C J Cherryh – Morgaine 02 – Well Of Shiuan

“It is enough,” he urged her quietly. “Liyo—put it away.”

She gave no answer, nor moved for a time. Then she lifted Changeling so that the darkness at its tip aimed toward the huddle of tents and shelters, and

that one great tree, whereon corpses dangled and twisted above a dying fire.

And then she lowered her arm, as if the weight of the sword suddenly grew too much. ‘Take it,” she said hoarsely.

He eased close to her, stretched out both his hands and gently disengaged her rigid fingers from the dragon grip, taking it into his own hand. The evil of it ran through his bones and into his brain, so that his eyes blurred and his senses wavered.

She did not offer him the sheath, which was all that might damp its fires and render it harmless. She did not speak.

“Go back,” he said. “I will watch them now.”

But she did not answer or offer to move. She sat, straight and silent, beside him—believing, he was sure, that did it come to using the sword he had less willingness than she; lives and nations were on her conscience. His crimes were on a human scale.

And they sat then- horses side by side, the two of them, until he found the sword making his arm ache, until the pain of it was hard to bear. He counted only his breaths, and watched the slow passage of Li’s descent; and the horses grew weary and restless under them.

From the camp there was no stirring.

“Give it back,” Morgaine said at last; he did so, terrified in the passing of it, the least touch of it fatal. But her hand was strong and sure as she received it.

He looked behind him, at the rift of the Suvoj, where the others waited. “The waters are lower,” he said. And after a moment: “The Hiua will not dare come. They have given up. Put it away.”

“Go,” she said; and harshly: “Go back!”

He drew his horse’s head about and rode back to the others, the qujal at one side of the roadway, Jhirun at the other, holding the mare’s reins as she sat on the stone edge.

And the girl gathered herself up as she saw him coming, staggered with exhaustion as she went forward to meet him. “Lord,” she said, holding the gelding’s reins to claim his attention, “lord, the halflings say we might perhaps cross. They are talking of trying it.” There was a wild, desperate grief in her face, like something graven there, incapable of changing. “Lord—will she let us go?”

“Go, now,” he bade her on his own, for there was no reasoning with Morgaine; and as he sat watching them mount up and begin to take their horses out onto that dangerous passage, he was dismayed at his own callousness, that he could send men and a woman ahead to probe the way for his liege—in his place, because she valued him and not them.

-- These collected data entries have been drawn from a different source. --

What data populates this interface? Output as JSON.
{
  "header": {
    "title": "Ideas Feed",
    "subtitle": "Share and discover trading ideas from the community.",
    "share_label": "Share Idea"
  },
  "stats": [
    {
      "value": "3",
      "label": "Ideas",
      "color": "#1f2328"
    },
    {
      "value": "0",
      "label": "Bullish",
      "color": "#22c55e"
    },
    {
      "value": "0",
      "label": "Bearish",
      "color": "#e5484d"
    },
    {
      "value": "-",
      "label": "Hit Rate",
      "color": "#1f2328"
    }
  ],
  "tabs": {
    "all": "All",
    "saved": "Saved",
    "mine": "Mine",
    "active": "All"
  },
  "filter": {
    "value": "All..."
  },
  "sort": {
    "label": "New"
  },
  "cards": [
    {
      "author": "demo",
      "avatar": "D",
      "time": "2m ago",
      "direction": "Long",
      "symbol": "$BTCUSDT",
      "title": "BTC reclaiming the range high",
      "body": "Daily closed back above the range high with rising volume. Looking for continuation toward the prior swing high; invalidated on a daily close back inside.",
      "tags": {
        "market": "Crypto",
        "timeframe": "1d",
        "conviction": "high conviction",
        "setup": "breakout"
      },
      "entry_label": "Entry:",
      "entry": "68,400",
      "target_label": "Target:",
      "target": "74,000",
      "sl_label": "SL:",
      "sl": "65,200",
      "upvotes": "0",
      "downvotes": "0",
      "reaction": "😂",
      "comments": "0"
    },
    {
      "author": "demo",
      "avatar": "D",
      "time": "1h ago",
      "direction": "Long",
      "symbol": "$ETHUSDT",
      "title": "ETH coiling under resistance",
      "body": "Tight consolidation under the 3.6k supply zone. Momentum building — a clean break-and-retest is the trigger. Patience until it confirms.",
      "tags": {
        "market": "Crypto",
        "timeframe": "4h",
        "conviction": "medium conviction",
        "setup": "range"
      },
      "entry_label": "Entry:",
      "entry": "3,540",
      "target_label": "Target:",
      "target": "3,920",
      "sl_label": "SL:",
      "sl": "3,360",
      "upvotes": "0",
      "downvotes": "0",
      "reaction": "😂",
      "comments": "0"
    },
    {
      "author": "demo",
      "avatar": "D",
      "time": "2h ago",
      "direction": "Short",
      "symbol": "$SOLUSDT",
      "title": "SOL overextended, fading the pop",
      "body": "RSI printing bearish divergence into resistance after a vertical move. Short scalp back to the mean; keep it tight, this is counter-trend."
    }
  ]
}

Such he began to be, obedient to Morgaine. He made his heart cold, though his throat was tight with shame for himself, watching those four lone figures struggling across that dangerous flooded stonework.

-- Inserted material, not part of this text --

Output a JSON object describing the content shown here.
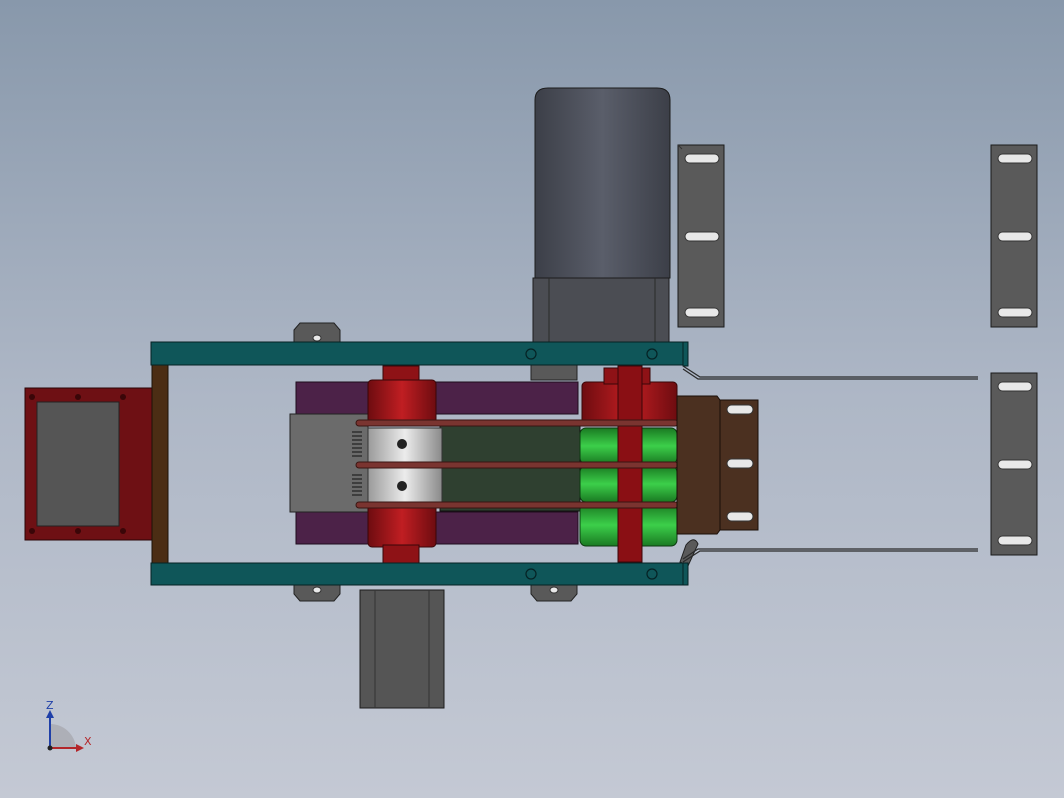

And when he saw that they were well past the halfway point and still able to proceed, he turned and rode back to Morgaine’s side.

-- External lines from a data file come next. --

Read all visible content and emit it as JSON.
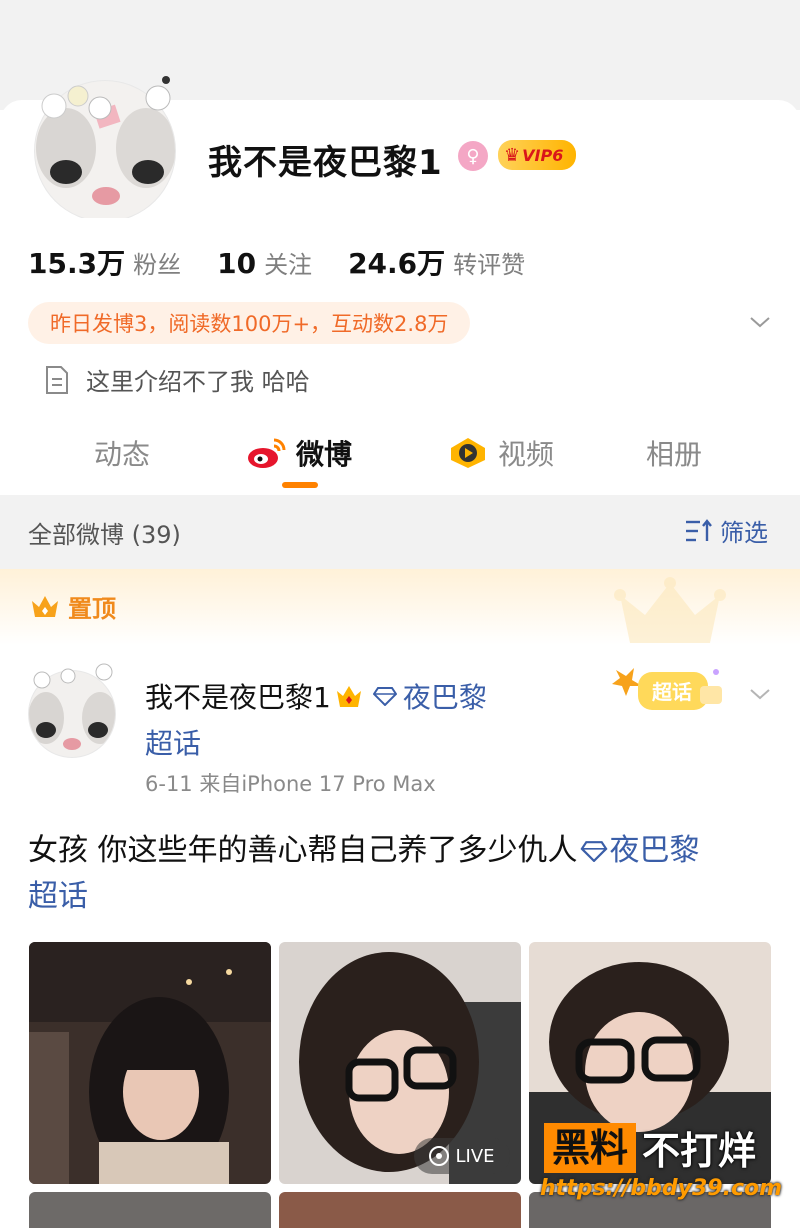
{
  "profile": {
    "nickname": "我不是夜巴黎1",
    "gender_icon": "female-icon",
    "vip_label": "VIP6",
    "stats": [
      {
        "value": "15.3万",
        "label": "粉丝"
      },
      {
        "value": "10",
        "label": "关注"
      },
      {
        "value": "24.6万",
        "label": "转评赞"
      }
    ],
    "activity": "昨日发博3，阅读数100万+，互动数2.8万",
    "bio": "这里介绍不了我 哈哈"
  },
  "tabs": [
    {
      "label": "动态",
      "icon": ""
    },
    {
      "label": "微博",
      "icon": "weibo-logo-icon"
    },
    {
      "label": "视频",
      "icon": "video-play-icon"
    },
    {
      "label": "相册",
      "icon": ""
    }
  ],
  "active_tab": "微博",
  "filter": {
    "count_label": "全部微博 (39)",
    "filter_label": "筛选"
  },
  "pinned": {
    "label": "置顶"
  },
  "post": {
    "author": "我不是夜巴黎1",
    "topic": "夜巴黎",
    "topic_suffix": "超话",
    "meta": "6-11  来自iPhone 17 Pro Max",
    "badge": "超话",
    "text": "女孩 你这些年的善心帮自己养了多少仇人",
    "text_topic": "夜巴黎",
    "text_topic_suffix": "超话",
    "live_label": "LIVE"
  },
  "watermark": {
    "box_text": "黑料",
    "rest_text": "不打烊",
    "url": "https://bbdy39.com"
  },
  "colors": {
    "accent_orange": "#ff8200",
    "link_blue": "#3a5ea8",
    "activity_text": "#f06a28",
    "activity_bg": "#fff1e6",
    "vip_gold": "#ffb400"
  }
}
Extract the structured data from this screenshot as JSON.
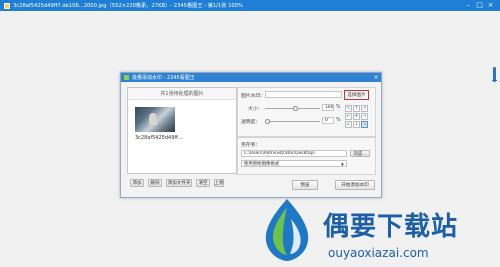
{
  "viewer": {
    "title": "3c28af5425d49ff7.de106...2000.jpg（552×220像素，27KB）- 2345看图王 - 第1/1张 100%",
    "controls": [
      "–",
      "□",
      "×"
    ]
  },
  "dialog": {
    "title": "批量添加水印 - 2345看图王",
    "close": "×",
    "left_header": "共1张待处理的图片",
    "thumb_name": "3c28af5425d49ff...",
    "buttons": {
      "add": "添加",
      "delete": "删除",
      "add_folder": "添加文件夹",
      "clear": "清空",
      "up": "上移"
    },
    "watermark": {
      "image_label": "图片水印：",
      "image_path": "",
      "choose_button": "选择图片",
      "size_label": "大小：",
      "size_value": "100",
      "size_unit": "%",
      "opacity_label": "透明度：",
      "opacity_value": "0",
      "opacity_unit": "%",
      "size_level": 0.55,
      "opacity_level": 0.05,
      "position_glyphs": [
        "↖",
        "↑",
        "↗",
        "←",
        "✛",
        "→",
        "↙",
        "↓",
        "↘"
      ]
    },
    "output": {
      "label": "另存到：",
      "path": "C:\\Users\\Administrator\\Desktop\\",
      "browse": "浏览...",
      "format_select": "使用原始图像格式"
    },
    "preview": "预览",
    "start": "开始添加水印"
  },
  "watermark_site": {
    "brand": "偶要下载站",
    "url": "ouyaoxiazai.com"
  },
  "colors": {
    "accent": "#2f83d4",
    "highlight": "#e0282d",
    "brand": "#1b5fa8"
  }
}
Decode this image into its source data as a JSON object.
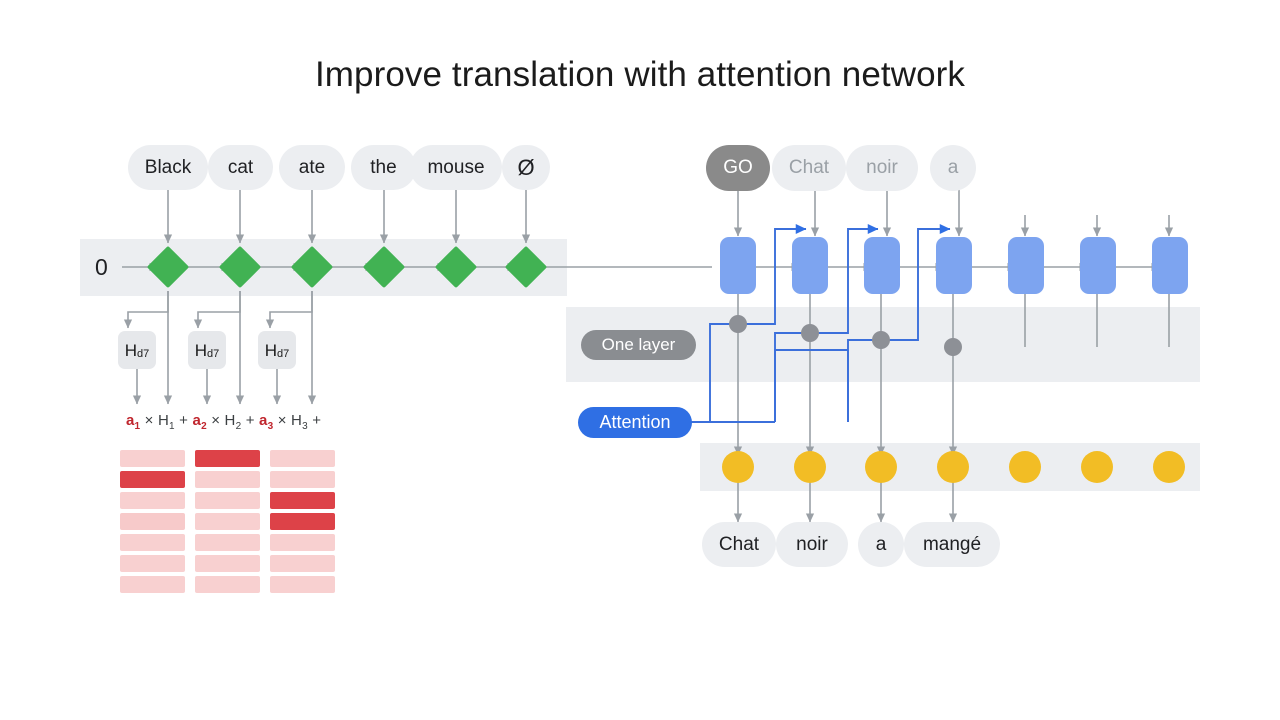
{
  "title": "Improve translation with attention network",
  "colors": {
    "green": "#41b253",
    "blue_cell": "#7da4f0",
    "attention_blue": "#2f6fe4",
    "yellow": "#f2bd25",
    "gray_dot": "#8d9096",
    "band": "#eceef1",
    "pill": "#eceef1",
    "pill_dark": "#8a8a8a",
    "heat_strong": "#dd4248",
    "heat_weak": "#fadcdc",
    "coefficient_red": "#c0262e"
  },
  "encoder": {
    "initial_state": "0",
    "input_tokens": [
      {
        "label": "Black",
        "style": "light"
      },
      {
        "label": "cat",
        "style": "light"
      },
      {
        "label": "ate",
        "style": "light"
      },
      {
        "label": "the",
        "style": "light"
      },
      {
        "label": "mouse",
        "style": "light"
      },
      {
        "label": "Ø",
        "style": "light"
      }
    ],
    "cell_count": 6,
    "hidden_state_boxes": [
      {
        "label": "H",
        "sub": "d7"
      },
      {
        "label": "H",
        "sub": "d7"
      },
      {
        "label": "H",
        "sub": "d7"
      }
    ],
    "formula": [
      {
        "text": "a",
        "sub": "1",
        "kind": "coef"
      },
      {
        "text": " × H",
        "sub": "1",
        "kind": "term"
      },
      {
        "text": " + ",
        "sub": "",
        "kind": "op"
      },
      {
        "text": "a",
        "sub": "2",
        "kind": "coef"
      },
      {
        "text": " × H",
        "sub": "2",
        "kind": "term"
      },
      {
        "text": " + ",
        "sub": "",
        "kind": "op"
      },
      {
        "text": "a",
        "sub": "3",
        "kind": "coef"
      },
      {
        "text": " × H",
        "sub": "3",
        "kind": "term"
      },
      {
        "text": " +",
        "sub": "",
        "kind": "op"
      }
    ]
  },
  "heatmap": {
    "columns": 3,
    "rows": 7,
    "values": [
      [
        0.08,
        1.0,
        0.08,
        0.12,
        0.08,
        0.08,
        0.08
      ],
      [
        1.0,
        0.08,
        0.08,
        0.08,
        0.08,
        0.08,
        0.08
      ],
      [
        0.08,
        0.08,
        1.0,
        1.0,
        0.08,
        0.08,
        0.08
      ]
    ]
  },
  "decoder": {
    "input_tokens": [
      {
        "label": "GO",
        "style": "dark"
      },
      {
        "label": "Chat",
        "style": "muted"
      },
      {
        "label": "noir",
        "style": "muted"
      },
      {
        "label": "a",
        "style": "muted"
      }
    ],
    "cell_count": 7,
    "one_layer_label": "One layer",
    "attention_label": "Attention",
    "dot_count": 4,
    "output_circle_count": 7,
    "output_tokens": [
      {
        "label": "Chat"
      },
      {
        "label": "noir"
      },
      {
        "label": "a"
      },
      {
        "label": "mangé"
      }
    ]
  }
}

“Now,” he said hoarsely. “Now, liyo. We can cross.”

CHAPTER Fifteen

Vanye set himself in the lead, riding the skittish gelding toward the rift that thundered and echoed with flood. The retreating water had left the land glittering with water under the moon. A number of uprooted trees lay about the pool-studded plain, several having rammed the causeway, creating heaps of brush that loomed up on the side where the current had been, skeletal masses festooned with strings of dead grasses and leaves.

Then the causeway arched higher above the rocky shelf, pierced by spans above the water: a bridge that extended in vast arches out across the rift.

Please Heaven, Vanye thought, contemplating what lay before them, let the earth stay still now. The horse slowed, side-stepping; he touched it with his heels gently and kept it moving.